Una possibile ragione è che, mentre la globalizzazione e la digitalizzazione hanno contribuito a migliorare le fortune di molti paesi in via di sviluppo, le nazioni sviluppate hanno visto negli ultimi decenni una crescita più lenta. Ciò è particolarmente vero per le classi medie. Dai massimi di almeno il 3% degli anni ’60 e ’70, la crescita del reddito medio pro capite è rallentata negli Stati Uniti all’1,5%, e nei grandi paesi europei e in Giappone a circa l’1% o meno. Forse non è una coincidenza che il Giappone abbia subito il calo più marcato a lungo termine del reddito pro capite, e oggi ha il primo ministro meno popolare, Fumio Kishida, con un indice di gradimento del 21%.

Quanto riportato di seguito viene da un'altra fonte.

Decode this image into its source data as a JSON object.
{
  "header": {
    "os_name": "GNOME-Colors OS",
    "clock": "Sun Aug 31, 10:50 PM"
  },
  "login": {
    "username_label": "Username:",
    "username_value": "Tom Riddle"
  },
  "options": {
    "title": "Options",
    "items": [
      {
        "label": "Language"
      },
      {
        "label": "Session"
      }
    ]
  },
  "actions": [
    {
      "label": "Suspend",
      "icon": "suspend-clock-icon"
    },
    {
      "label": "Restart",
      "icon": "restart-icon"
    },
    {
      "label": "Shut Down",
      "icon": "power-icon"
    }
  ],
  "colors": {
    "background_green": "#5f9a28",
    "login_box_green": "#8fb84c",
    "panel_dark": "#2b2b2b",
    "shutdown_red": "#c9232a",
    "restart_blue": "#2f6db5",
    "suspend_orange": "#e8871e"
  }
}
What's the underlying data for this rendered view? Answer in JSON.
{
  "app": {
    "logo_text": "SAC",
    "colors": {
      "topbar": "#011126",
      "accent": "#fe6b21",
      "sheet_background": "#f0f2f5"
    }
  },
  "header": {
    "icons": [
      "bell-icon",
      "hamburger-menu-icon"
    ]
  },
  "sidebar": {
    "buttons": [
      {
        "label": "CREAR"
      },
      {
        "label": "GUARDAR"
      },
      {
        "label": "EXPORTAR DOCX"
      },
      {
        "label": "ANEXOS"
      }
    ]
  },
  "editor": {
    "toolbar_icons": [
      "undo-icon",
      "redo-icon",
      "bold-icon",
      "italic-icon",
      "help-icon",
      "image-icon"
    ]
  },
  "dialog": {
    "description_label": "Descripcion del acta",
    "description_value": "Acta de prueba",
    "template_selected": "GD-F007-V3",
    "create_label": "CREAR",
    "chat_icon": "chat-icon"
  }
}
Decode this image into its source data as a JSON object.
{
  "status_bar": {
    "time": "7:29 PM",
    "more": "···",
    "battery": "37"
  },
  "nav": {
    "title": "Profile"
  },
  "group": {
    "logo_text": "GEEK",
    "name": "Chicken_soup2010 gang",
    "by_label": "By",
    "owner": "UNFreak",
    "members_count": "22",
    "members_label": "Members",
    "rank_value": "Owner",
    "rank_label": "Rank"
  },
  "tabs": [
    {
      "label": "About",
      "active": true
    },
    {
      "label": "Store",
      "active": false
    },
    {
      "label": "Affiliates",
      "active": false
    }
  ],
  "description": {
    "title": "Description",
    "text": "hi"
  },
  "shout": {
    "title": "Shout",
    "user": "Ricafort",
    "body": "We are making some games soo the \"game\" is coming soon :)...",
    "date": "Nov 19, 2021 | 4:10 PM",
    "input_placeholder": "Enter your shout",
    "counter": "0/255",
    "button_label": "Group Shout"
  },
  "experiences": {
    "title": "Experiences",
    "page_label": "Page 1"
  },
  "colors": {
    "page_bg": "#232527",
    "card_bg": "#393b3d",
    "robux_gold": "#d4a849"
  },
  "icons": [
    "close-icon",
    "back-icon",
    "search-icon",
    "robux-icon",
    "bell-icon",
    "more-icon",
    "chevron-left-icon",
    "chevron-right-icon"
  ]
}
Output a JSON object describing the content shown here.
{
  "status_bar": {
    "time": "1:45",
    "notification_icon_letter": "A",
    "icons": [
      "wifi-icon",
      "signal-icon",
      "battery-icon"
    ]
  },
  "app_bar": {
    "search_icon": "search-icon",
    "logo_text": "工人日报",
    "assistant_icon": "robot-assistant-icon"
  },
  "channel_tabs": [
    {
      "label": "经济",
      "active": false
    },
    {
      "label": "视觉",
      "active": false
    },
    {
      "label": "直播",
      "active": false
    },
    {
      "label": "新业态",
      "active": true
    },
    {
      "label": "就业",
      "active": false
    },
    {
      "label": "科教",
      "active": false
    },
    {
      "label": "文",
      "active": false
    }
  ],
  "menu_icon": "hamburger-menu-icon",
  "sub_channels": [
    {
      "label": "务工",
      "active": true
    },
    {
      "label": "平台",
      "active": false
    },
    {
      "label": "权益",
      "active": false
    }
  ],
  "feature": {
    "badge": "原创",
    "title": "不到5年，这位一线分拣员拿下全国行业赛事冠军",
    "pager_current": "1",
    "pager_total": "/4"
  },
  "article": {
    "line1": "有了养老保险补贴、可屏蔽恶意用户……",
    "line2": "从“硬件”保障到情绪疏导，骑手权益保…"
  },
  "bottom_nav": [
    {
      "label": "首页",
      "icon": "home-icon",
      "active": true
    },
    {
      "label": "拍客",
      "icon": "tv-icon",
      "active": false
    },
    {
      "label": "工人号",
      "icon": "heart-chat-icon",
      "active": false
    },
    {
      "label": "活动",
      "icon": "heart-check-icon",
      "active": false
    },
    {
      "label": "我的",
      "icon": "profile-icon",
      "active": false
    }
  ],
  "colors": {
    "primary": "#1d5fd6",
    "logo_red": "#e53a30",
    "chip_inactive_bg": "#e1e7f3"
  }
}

I sondaggi mostrano che gli elettori nelle economie avanzate stanno perdendo fiducia nel fatto che il moderno sistema capitalista possa generare opportunità per tutti, e sono sempre più propensi a credere che “le persone possono arricchirsi solo a spese degli altri”. La maggior parte si considera “altro”. Nel 2023, il numero di persone che si aspettano di “migliorare la loro situazione tra cinque anni” ha toccato livelli record inferiori al 50% in tutti i 14 paesi sviluppati esaminati dall’Edelman Trust Barometer. Gli ottimisti erano ovunque una minoranza. Anche le vibrazioni positive provenienti da un mercato azionario in rialzo non incoraggiano le persone al di fuori del mondo finanziario.

Ciò è di cattivo auspicio per i governanti in carica, con le elezioni nazionali in molte delle principali democrazie quest’anno. Fino agli inizi degli anni 2000, i candidati in carica vincevano il 70% delle loro candidature per la rielezione; ultimamente hanno vinto solo il 30%. Per ripristinare il loro tradizionale vantaggio, gli operatori storici devono riconoscere che il collegamento tra i dati economici principali e il sostegno politico si è interrotto. Gli elettori stanno reagendo al declino a lungo termine e sono alla ricerca di nuove soluzioni.